I have been trying to figure out how I first got entangled with the great group of artists from SCIBASE. I think that Louise Atkinson may at the bottom of it all, I am fairly certain that she forwarded a call for work from the Basement Arts Project to me. I am quite certain that my proposal for that show wasn’t accepted, but I ended up on their email list and when the call for work for SUPERMARKET went out I was really anxious to be included. The rest as they say is history. They accepted my proposal and I was able to meet up with them in Stockholm.
This was really the beginning of the strange mental journey I have been on since. I realized while I was at SUPERMARKET that I was quite content with the nature of my practice. I had really struggled after being accepted with the distinct possibility that I was not hip enough for an independent event of this kind. (and really I wasn’t!) I have said many times on this blog that I am maker, my hands need to be busy, I like the sense of gratification and accomplishment I get from producing a finely crafted thing. I enjoy the slow rhythm and repetition of my time in the studio. I am that creature. So while being in Stockholm certainly generated plenty of social anxiety, I really am not good with new people, it also generated a sense of well being that was new. I felt that there were some people who did get was I was doing and that seemed to be enough.

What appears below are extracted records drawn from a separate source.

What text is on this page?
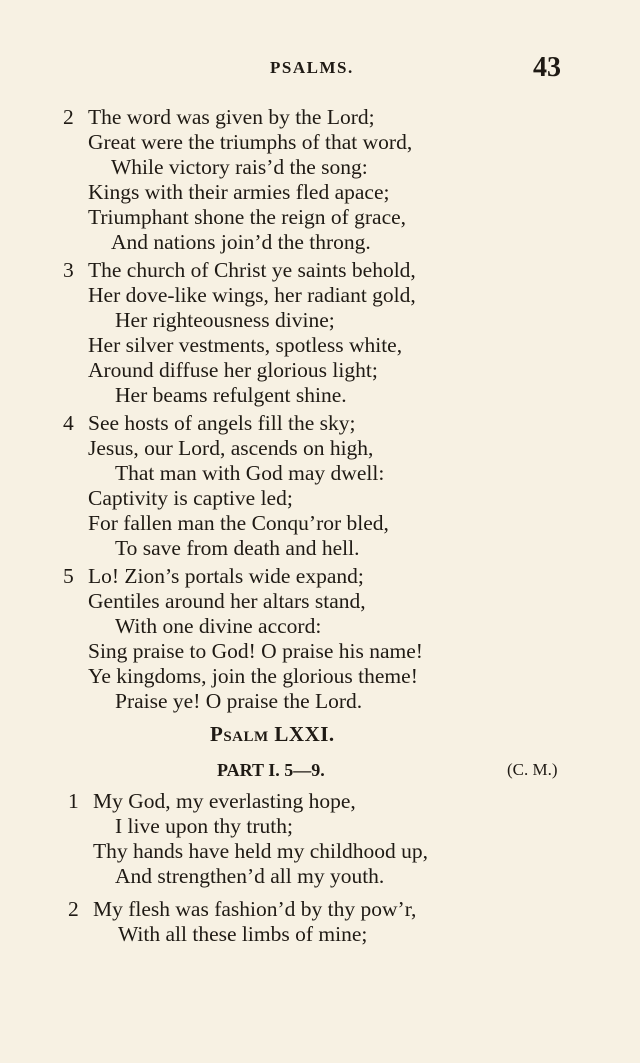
PSALMS.	43
2 The word was given by the Lord;
Great were the triumphs of that word,
While victory rais’d the song:
Kings with their armies fled apace;
Triumphant shone the reign of grace,
And nations join’d the throng.
3 The church of Christ ye saints behold,
Her dove-like wings, her radiant gold,
Her righteousness divine;
Her silver vestments, spotless white,
Around diffuse her glorious light;
Her beams refulgent shine.
4 See hosts of angels fill the sky;
Jesus, our Lord, ascends on high,
That man with God may dwell:
Captivity is captive led;
For fallen man the Conqu’ror bled,
To save from death and hell.
5 Lo! Zion’s portals wide expand;
Gentiles around her altars stand,
With one divine accord:
Sing praise to God! O praise his name!
Ye kingdoms, join the glorious theme!
Praise ye! O praise the Lord.
Psalm LXXI.
PART I. 5—9.	(C. M.)
1 My God, my everlasting hope,
I live upon thy truth;
Thy hands have held my childhood up,
And strengthen’d all my youth.
2 My flesh was fashion’d by thy pow’r,
With all these limbs of mine;
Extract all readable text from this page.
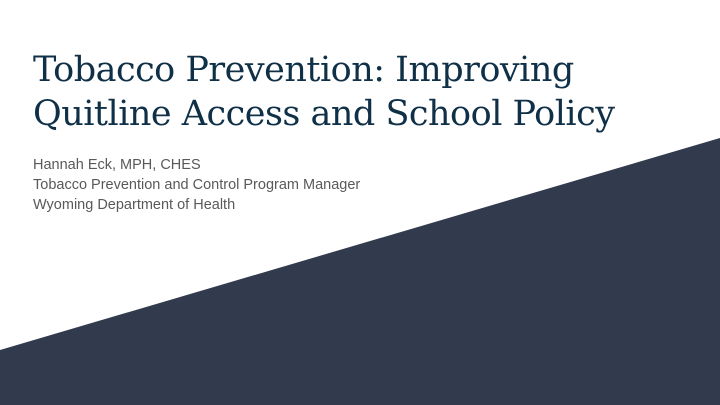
Tobacco Prevention: Improving
Quitline Access and School Policy
Hannah Eck, MPH, CHES
Tobacco Prevention and Control Program Manager
Wyoming Department of Health
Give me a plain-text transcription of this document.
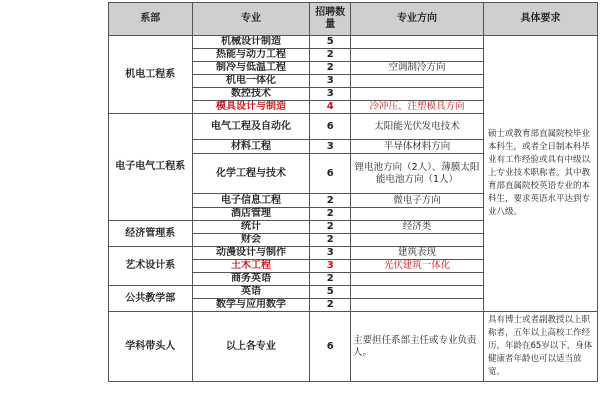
系部	专业	招聘数量	专业方向	具体要求
机电工程系	机械设计制造	5		硕士或教育部直属院校毕业本科生，或者全日制本科毕业有工作经验或具有中级以上专业技术职称者。其中教育部直属院校英语专业的本科生，要求英语水平达到专业八级。
	热能与动力工程	2		
	制冷与低温工程	2	空调制冷方向	
	机电一体化	3		
	数控技术	3		
	模具设计与制造	4	冷冲压、注塑模具方向	
电子电气工程系	电气工程及自动化	6	太阳能光伏发电技术	
	材料工程	3	半导体材料方向	
	化学工程与技术	6	锂电池方向（2人）、薄膜太阳能电池方向（1人）	
	电子信息工程	2	微电子方向	
	酒店管理	2		
经济管理系	统计	2	经济类	
	财会	2		
艺术设计系	动漫设计与制作	3	建筑表现	
	土木工程	3	光伏建筑一体化	
	商务英语	2		
公共教学部	英语	5		
	数学与应用数学	2		
学科带头人	以上各专业	6	主要担任系部主任或专业负责人。	具有博士或者副教授以上职称者，五年以上高校工作经历，年龄在65岁以下，身体健康者年龄也可以适当放宽。
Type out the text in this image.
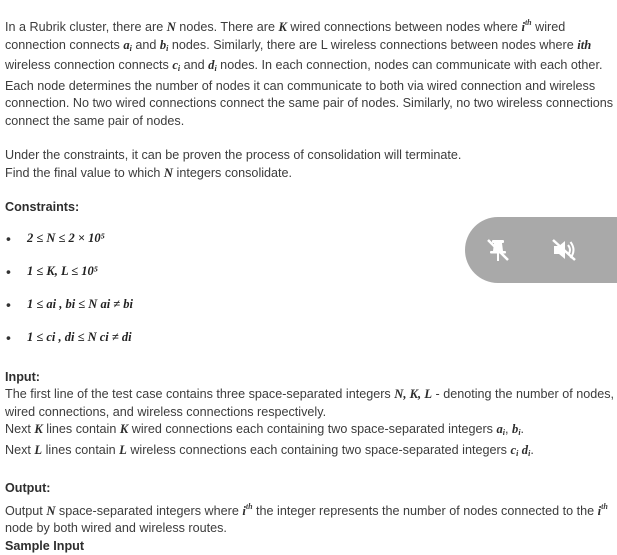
In a Rubrik cluster, there are N nodes. There are K wired connections between nodes where $i^{th}$ wired connection connects $a_i$ and $b_i$ nodes. Similarly, there are L wireless connections between nodes where ith wireless connection connects $c_i$ and $d_i$ nodes. In each connection, nodes can communicate with each other. Each node determines the number of nodes it can communicate to both via wired connection and wireless connection. No two wired connections connect the same pair of nodes. Similarly, no two wireless connections connect the same pair of nodes.

Under the constraints, it can be proven the process of consolidation will terminate.

Find the final value to which N integers consolidate.

Constraints:

• 2 ≤ N ≤ 2 × 10⁵
• 1 ≤ K, L ≤ 10⁵
• 1 ≤ ai , bi ≤ N ai ≠ bi
• 1 ≤ ci , di ≤ N ci ≠ di

Input:

The first line of the test case contains three space-separated integers N, K, L - denoting the number of nodes, wired connections, and wireless connections respectively.

Next K lines contain K wired connections each containing two space-separated integers $a_i$, $b_i$.

Next L lines contain L wireless connections each containing two space-separated integers $c_i$ $d_i$.

Output:

Output N space-separated integers where $i^{th}$ the integer represents the number of nodes connected to the $i^{th}$ node by both wired and wireless routes.

Sample Input
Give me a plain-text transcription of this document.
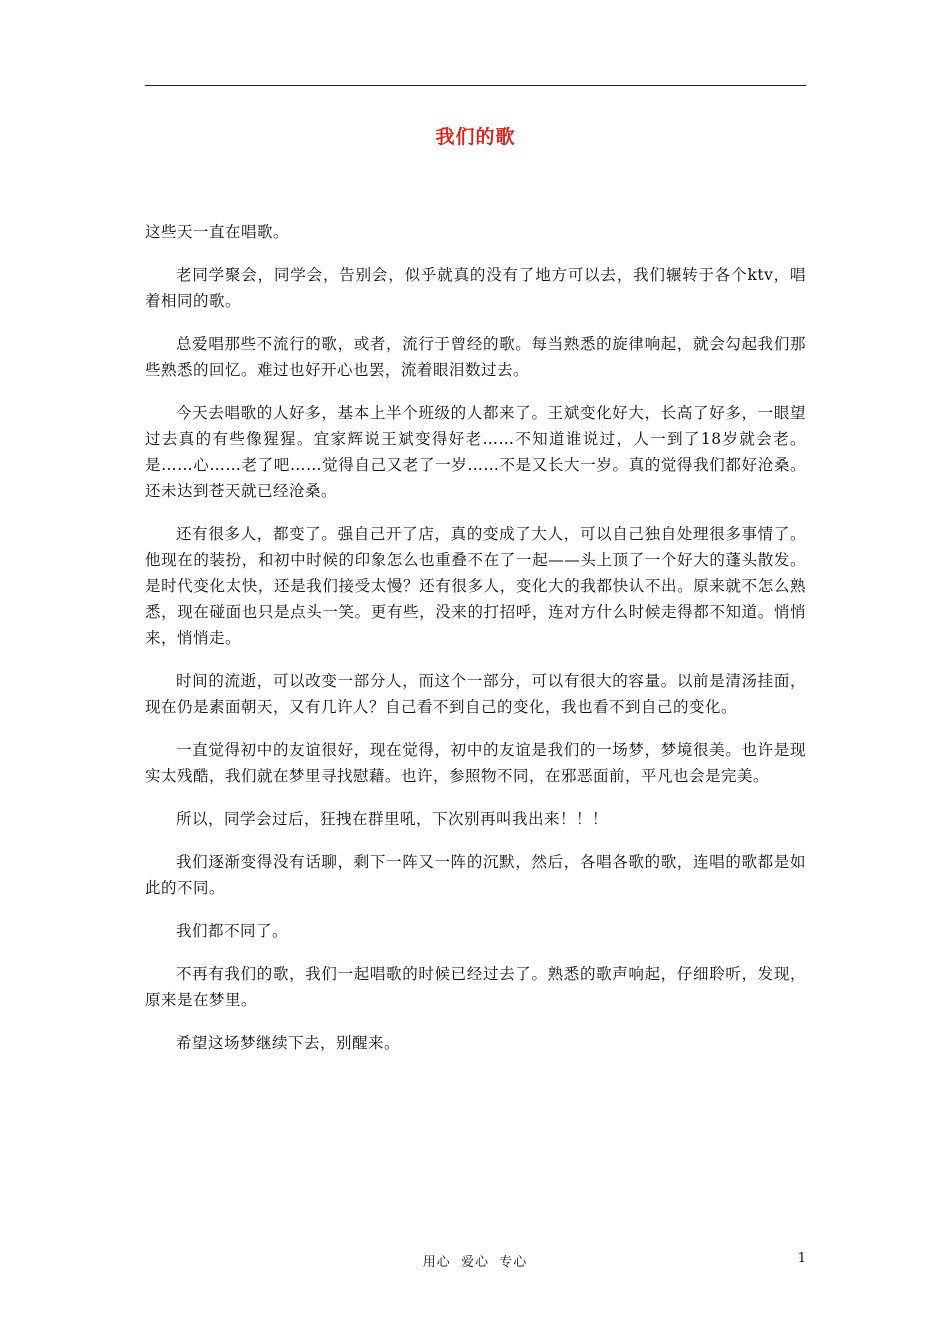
我们的歌

这些天一直在唱歌。

老同学聚会，同学会，告别会，似乎就真的没有了地方可以去，我们辗转于各个ktv，唱着相同的歌。

总爱唱那些不流行的歌，或者，流行于曾经的歌。每当熟悉的旋律响起，就会勾起我们那些熟悉的回忆。难过也好开心也罢，流着眼泪数过去。

今天去唱歌的人好多，基本上半个班级的人都来了。王斌变化好大，长高了好多，一眼望过去真的有些像猩猩。宜家辉说王斌变得好老……不知道谁说过，人一到了18岁就会老。是……心……老了吧……觉得自己又老了一岁……不是又长大一岁。真的觉得我们都好沧桑。还未达到苍天就已经沧桑。

还有很多人，都变了。强自己开了店，真的变成了大人，可以自己独自处理很多事情了。他现在的装扮，和初中时候的印象怎么也重叠不在了一起——头上顶了一个好大的蓬头散发。是时代变化太快，还是我们接受太慢？还有很多人，变化大的我都快认不出。原来就不怎么熟悉，现在碰面也只是点头一笑。更有些，没来的打招呼，连对方什么时候走得都不知道。悄悄来，悄悄走。

时间的流逝，可以改变一部分人，而这个一部分，可以有很大的容量。以前是清汤挂面，现在仍是素面朝天，又有几许人？自己看不到自己的变化，我也看不到自己的变化。

一直觉得初中的友谊很好，现在觉得，初中的友谊是我们的一场梦，梦境很美。也许是现实太残酷，我们就在梦里寻找慰藉。也许，参照物不同，在邪恶面前，平凡也会是完美。

所以，同学会过后，狂拽在群里吼，下次别再叫我出来！！！

我们逐渐变得没有话聊，剩下一阵又一阵的沉默，然后，各唱各歌的歌，连唱的歌都是如此的不同。

我们都不同了。

不再有我们的歌，我们一起唱歌的时候已经过去了。熟悉的歌声响起，仔细聆听，发现，原来是在梦里。

希望这场梦继续下去，别醒来。

用心  爱心  专心	1
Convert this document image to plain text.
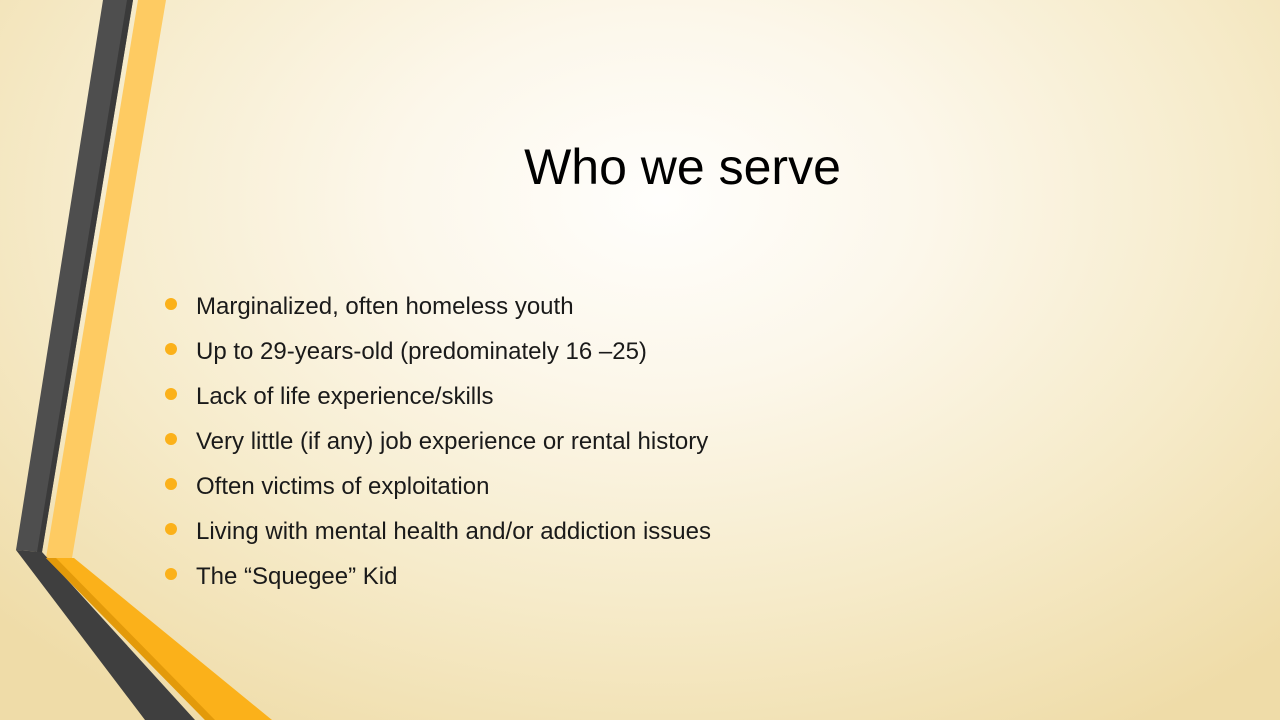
Who we serve
Marginalized, often homeless youth
Up to 29-years-old (predominately 16 –25)
Lack of life experience/skills
Very little (if any) job experience or rental history
Often victims of exploitation
Living with mental health and/or addiction issues
The “Squegee” Kid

I am not cutting edge, but I am OK with being a quieter, middle-aged, suburban sort of message bringer.
Then after spending time with the amazing group of NYFA MARK artists I realized another subtle internal shift was happening. I was really beginning to believe that I WAS an artist. It is really hard to explain what changed, or how my thoughts changed, but something has shifted. I find myself able to relax into the work, to be freer and more playful. Setting goals has allowed me to let go of something tight that was really jamming me up and I can already see the results in the studio and in my professional life. I am still not good with people but I find myself trying to be more open and especially more receptive to help.
And so today I had my first studio visit with a curator. I was able to carry on a fairly intelligent conversation about my work, and to get some valuable feedback about new projects. Just a few months ago I would not have even dared to invite a curator in, I didn’t believe I had anything worth seeing or sharing with a professional like that. I was making judgments about my work I should have been letting others make for themselves. Today I can say I do feel like a REAL artist.
And so, back to Bruce and Wendy and all the others, the artists of SCIBASE who gave me an unexpected boost. People in the art world talk all the time about lack, about fear and competition. This year I have been shown that it can just as easily be about collaboration, shared opportunity and abundance. A group of artists who only knew me through email and proposals welcomed me in, they took my very un-hip, perhaps embarrassingly earnest self consciousness and gently nudged me to a better place.They shared an experience, a space, even dinner!
I am excited to be showing with them again this coming month. My work is already on its way to Liverpool for the Independents Biennial. I finally wised up and created a print project that could be printed in England – so no expensive shipping and the work is designed to be taken away, so no return shipping either! The work I am sending is quite different, it is not precious, it is not finely crafted. It is a response to the absolutely ridiculous provocation of the political conversation in America over the past few months. It reflects the show’s title “inhospitable”, and how inhospitable to women the dialogue has become. I will wait until the show opens to post images.
I want to thank all the other artists in the collaborative who are doing the donkey work of installation and invigilation so that my work will be seen. I really, really wish I was coming to Liverpool to see you all again. And I want to thank all of you, my blog friends for supporting me too.